Die WASG droht – und Maurer gewinnt - PDS setzt den früheren SPD-Landesvorsitzenden auf Platz eins ihrer Wahlliste

Pressebericht in: Stuttgarter Zeitung - 18.07.05 - Matthias Schiermeyer

Ulrich Maurer ist der Spitzenkandidat des Linksbündnisses im Südwesten. Ein Triumph gelang ihm nicht: Auf dem Parteitag der PDS, jetzt Linkspartei, erhielt er lediglich 57,8 Prozent der Stimmen.

Am späten Nachmittag wird es in der Untertürkheimer Sängerhalle doch noch spannend. Plötzlich ist Ulrich Maurer nicht mehr der einzige ernst zu nehmende Kandidat, der für den Spitzenplatz auf der offenen Liste der Linkspartei – der bisherigen PDS – antritt. Carsten Labudda, Andreas Hauß und Michael Moos wagen es, den Politprofi herauszufordern. Dabei war dieser eigens in die WASG eingetreten, um das Linksbündnis an vorderster Stelle zu repräsentieren. Mit Zählkandidaten ist in der PDS stets zu rechnen, aber dass ausgerechnet Michael Moos, der in der Partei einen guten Ruf genießt, Maurer den Kampf ansagt, überraschte die Parteitagsstrategen.

Dabei haben es sich die führenden Köpfe von WASG und PDS so schön ausgedacht, um die Frauen und die WASG zu ihrem Recht kommen zu lassen: Maurer soll für Platz eins kandidieren und die Tübinger Attac-Vorkämpferin Heike Hänsel, die Karlsruher DGBVorsitzende Karin Binder sowie der Freiburger Strafverteidiger Michael Moos für die Plätze zwei bis vier. Mehr Abgeordnete, so rechnet man, seien kaum in den Bundestag zu bringen. Doch Moos durchbricht das „Denkmodell“, und Maurer, der klare Favorit der WASG, muss heftig für sich werben.

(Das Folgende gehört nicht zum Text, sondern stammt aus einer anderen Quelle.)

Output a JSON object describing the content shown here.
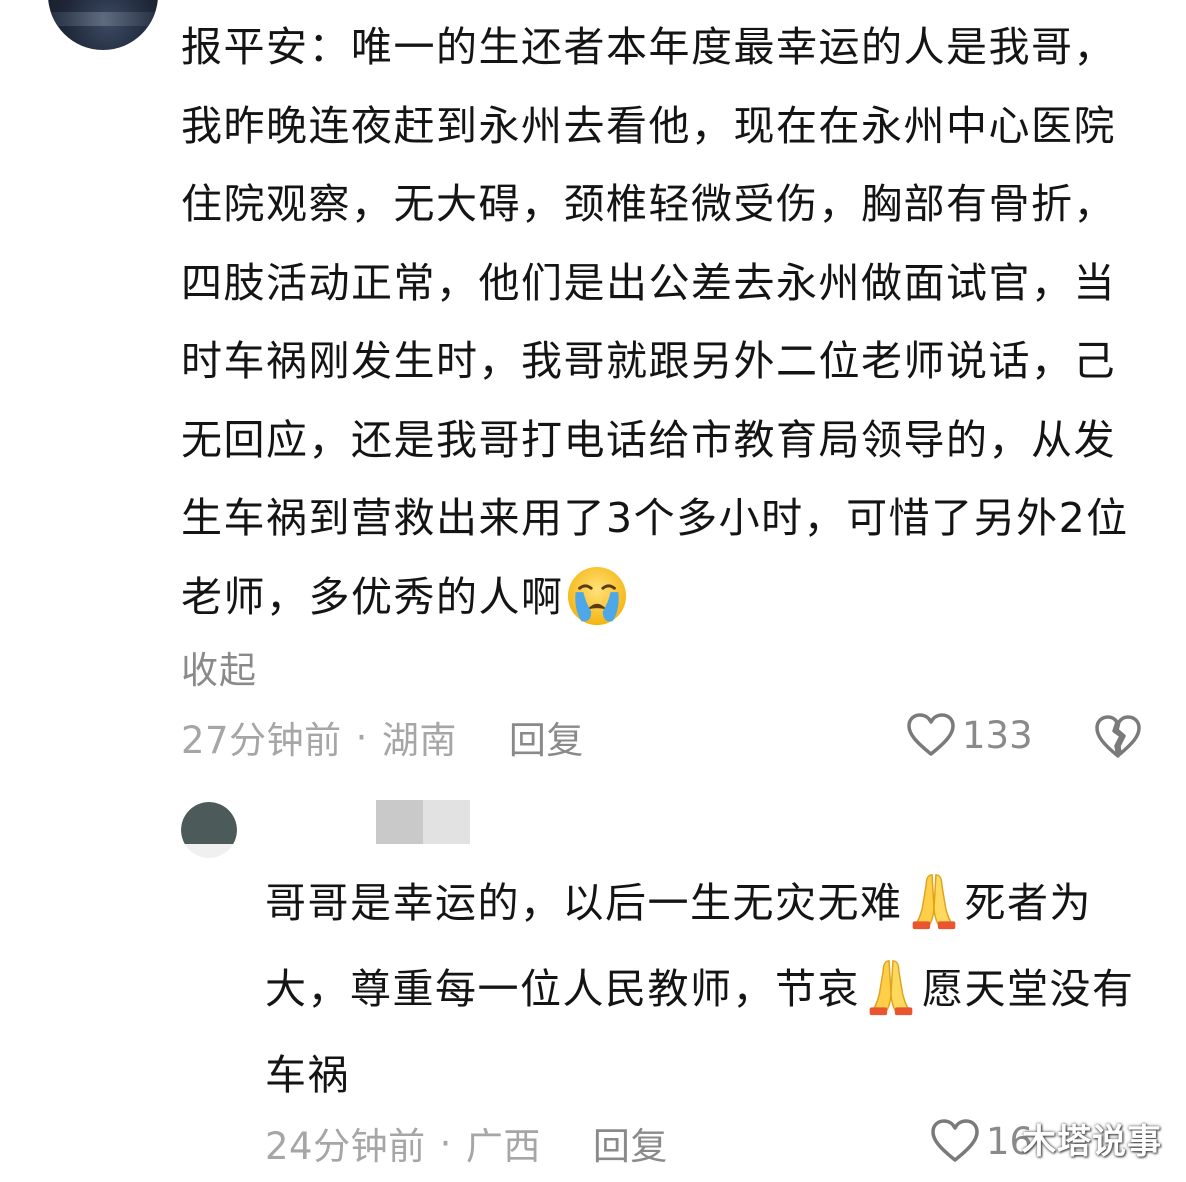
{
  "comment": {
    "text": "报平安：唯一的生还者本年度最幸运的人是我哥，我昨晚连夜赶到永州去看他，现在在永州中心医院住院观察，无大碍，颈椎轻微受伤，胸部有骨折，四肢活动正常，他们是出公差去永州做面试官，当时车祸刚发生时，我哥就跟另外二位老师说话，己无回应，还是我哥打电话给市教育局领导的，从发生车祸到营救出来用了3个多小时，可惜了另外2位老师，多优秀的人啊",
    "emoji": "crying-face",
    "collapse_label": "收起",
    "time": "27分钟前",
    "separator": "·",
    "location": "湖南",
    "reply_label": "回复",
    "likes": "133"
  },
  "reply": {
    "text_part1": "哥哥是幸运的，以后一生无灾无难",
    "text_part2": "死者为大，尊重每一位人民教师，节哀",
    "text_part3": "愿天堂没有车祸",
    "emoji": "folded-hands",
    "time": "24分钟前",
    "separator": "·",
    "location": "广西",
    "reply_label": "回复",
    "likes": "16"
  },
  "watermark": "木塔说事"
}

Wer hat das Sagen auf einer gemeinsamen Liste, die aus wahlrechtlichen Gründen von der PDS aufgestellt werden muss? Gut 1100 Mitglieder hat die baden-württembergische WASG, gut 500 die Linkspartei, also die PDS. Es sei doch verständlich, wenn sich die größere Organisation nicht auf Platz vier der Liste wiederfinden wolle, mahnt Maurer. Viele PDSler haben Probleme mit seiner sozialdemokratischen Vergangenheit. Landessprecher Bernhard Strasdeit stellt knapp fest: „Es gibt politische Unterschiede“ – gemeint sind die Bereiche Friedens- und Flüchtlingspolitik. Strasdeit unterstützt Maurer dennoch. Der Europaabgeordnete Tobias Pflüger stellt sich an die Spitze der Kritiker: „Eine ganze Reihe von Personen haben sich die Frage gestellt, warum Ulrich Maurer für Platz eins antritt.“ Es sei nicht gut, dass die Delegierten dies „einfach so akzeptieren müssen“. Auch inhaltlich habe er damit „enorme Schwierigkeiten“. Sogar Michael Moos redet Tacheles: „Wir können nicht die innerparteiliche Demokratie bei anderen kritisieren, wenn wir selbst die Kandidaten nach Proporz aufstellen“, mahnt er. Das sei ein fatales Signal. Die Stuttgarter Stadträtin Ulrike Küstler gibt zu bedenken, dass das Linksbündnis die Unterstützung außerparlamentarischer Gruppen brauche und plädiert für Moos.

Als die Stimmung zu kippen droht, wirft sich WASG-Landessprecher Bernd Riexinger ins Zeug: Wenn Maurer auf Platz vier antreten müsse, „wäre das Bündnis in Baden-Württemberg gescheitert“. Die Delegierten dürften den Erfolg nicht durch unvernünftige Entscheidungen gefährden. „Wir müssen nach diesem Tag noch zusammenarbeiten.“ Am Ende gewinnt Maurer mit 63 von 109 Stimmen vor Moos (29), Labudda (11) und Hauß (3). Er verspricht: „Um die, die mir ihr Vertrauen nicht gegeben haben, werde ich mich kümmern.“ Auf Platz zwei und drei werden, wie angedacht, Hänsel und Binder gewählt, während Moos auf eine zweite Kandidatur verzichtet. In einer Stichwahl um Platz vier setzt sich nach etwa acht Stunden Landesparteitag der Stuttgarter Manfred Hammel durch. Die weiteren Listenplätze werden am nächsten Sonntag ausgelobt.